Why would they? They aren't the same people as the Yugoslavs. Also they had serious beef with the Serbs over the Balkan Wars and the Serbs pretty much just imposed Greater Serbia on everyone in Yugoslavia rather than it being a pan-Slavic union where everyone had equal say.

Makes sense.

FWIW, Bulgarians are quite literally a South Slavic people. Yugoslav means Southern Slav. And this would solve the Macedonia dispute since both Serbia and Bulgaria would now be a part of one giant Yugoslav state. The point about Serb domination is very valid in the interwar era, but not in the post-WWII era. Yet Bulgaria still did not join Yugoslavia even in the post-WWII era. Why not?
 

Buba

A total creep
They tried that and were defeated. Turns out the NKVD were more effective than the Gestapo since Communist Poles were willing to collaborate against their countrymen in a way no one was with the Germans.
Stalinist Poland was a BIG improvement on the German occupation.
 

sillygoose

Well-known member
Stalinist Poland was a BIG improvement on the German occupation.
Given the territorial gains, sure. Overall given the memory of Soviet occupation and general seeming disregard for the German occupation today the Soviet one seems to have left the worse impression.
 

sillygoose

Well-known member
Makes sense.

FWIW, Bulgarians are quite literally a South Slavic people. Yugoslav means Southern Slav. And this would solve the Macedonia dispute since both Serbia and Bulgaria would now be a part of one giant Yugoslav state. The point about Serb domination is very valid in the interwar era, but not in the post-WWII era. Yet Bulgaria still did not join Yugoslavia even in the post-WWII era. Why not?
Yugoslav means literally 'greater glory'. Or Greater Slavia.
Ethnic antagonism wouldn't allow it.
 

ATP

Well-known member
Stalinist Poland was a BIG improvement on the German occupation.

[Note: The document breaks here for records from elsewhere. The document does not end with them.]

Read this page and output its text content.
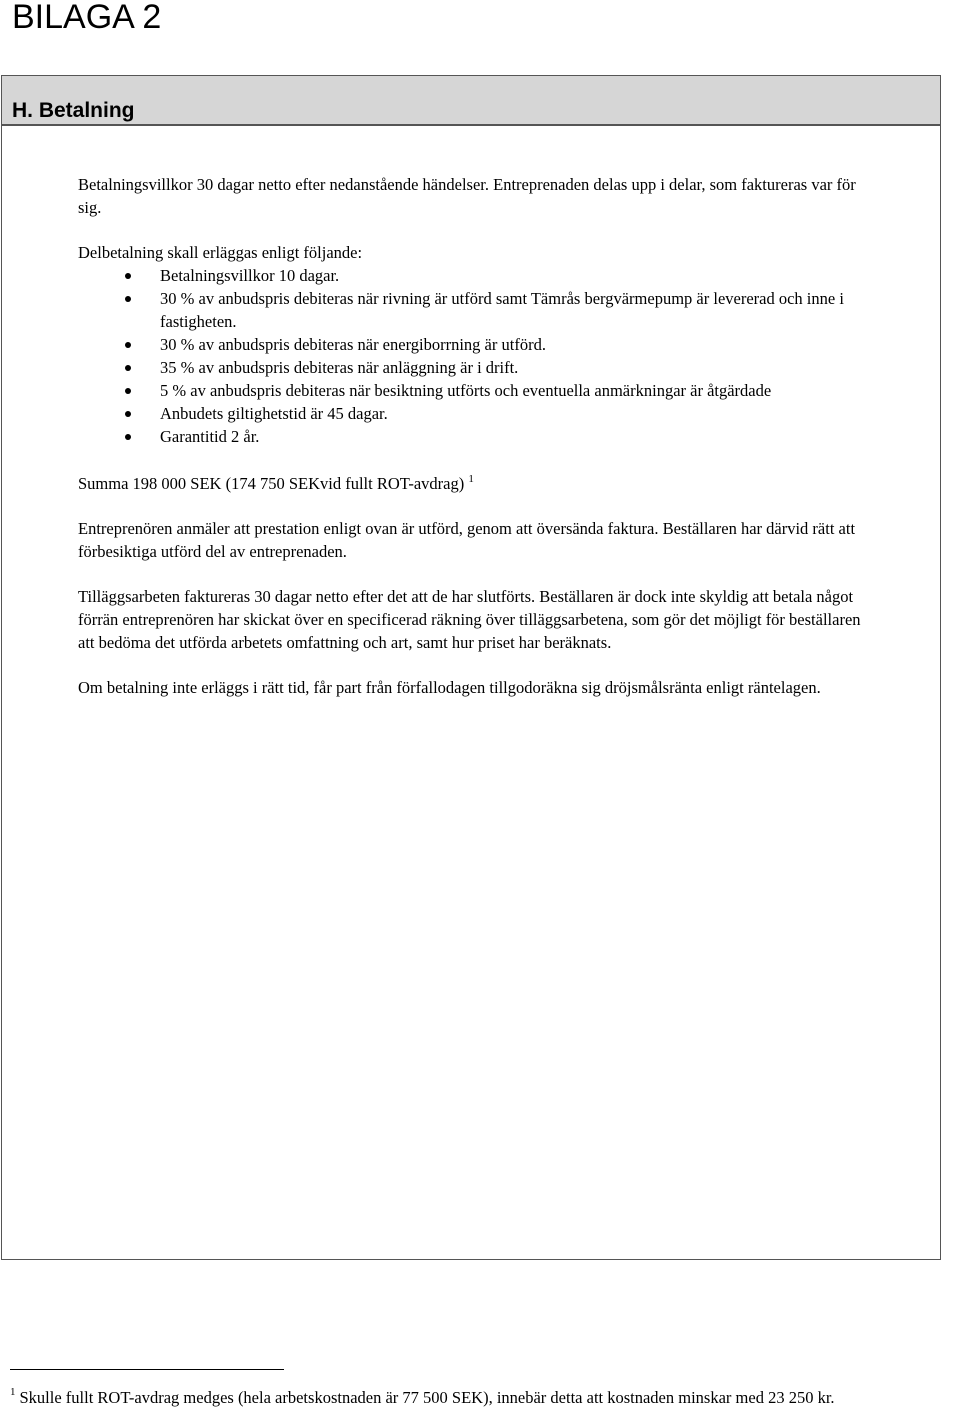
BILAGA 2
H. Betalning

Betalningsvillkor 30 dagar netto efter nedanstående händelser. Entreprenaden delas upp i delar, som faktureras var för sig.

Delbetalning skall erläggas enligt följande:

Betalningsvillkor 10 dagar.
30 % av anbudspris debiteras när rivning är utförd samt Tämrås bergvärmepump är levererad och inne i fastigheten.
30 % av anbudspris debiteras när energiborrning är utförd.
35 % av anbudspris debiteras när anläggning är i drift.
5 % av anbudspris debiteras när besiktning utförts och eventuella anmärkningar är åtgärdade
Anbudets giltighetstid är 45 dagar.
Garantitid 2 år.

Summa 198 000 SEK (174 750 SEKvid fullt ROT-avdrag) $^1$

Entreprenören anmäler att prestation enligt ovan är utförd, genom att översända faktura. Beställaren har därvid rätt att förbesiktiga utförd del av entreprenaden.

Tilläggsarbeten faktureras 30 dagar netto efter det att de har slutförts. Beställaren är dock inte skyldig att betala något förrän entreprenören har skickat över en specificerad räkning över tilläggsarbetena, som gör det möjligt för beställaren att bedöma det utförda arbetets omfattning och art, samt hur priset har beräknats.

Om betalning inte erläggs i rätt tid, får part från förfallodagen tillgodoräkna sig dröjsmålsränta enligt räntelagen.

$^1$ Skulle fullt ROT-avdrag medges (hela arbetskostnaden är 77 500 SEK), innebär detta att kostnaden minskar med 23 250 kr.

Depend.They killed less,but fucked economy more.Germans,at least,do not take land from peasants,unless they decide to kill them.
And soviets teached children of murdered poles poems about how good their murderes were.Germans was genociders - but,at least,do not demanded our gratitude for their crimes.

And,they would be genocide us later anyway - but planned take Europe first.
P.S about uprising - since german ordered his troops hold it to the last soldier,our capitol would be destroyed again.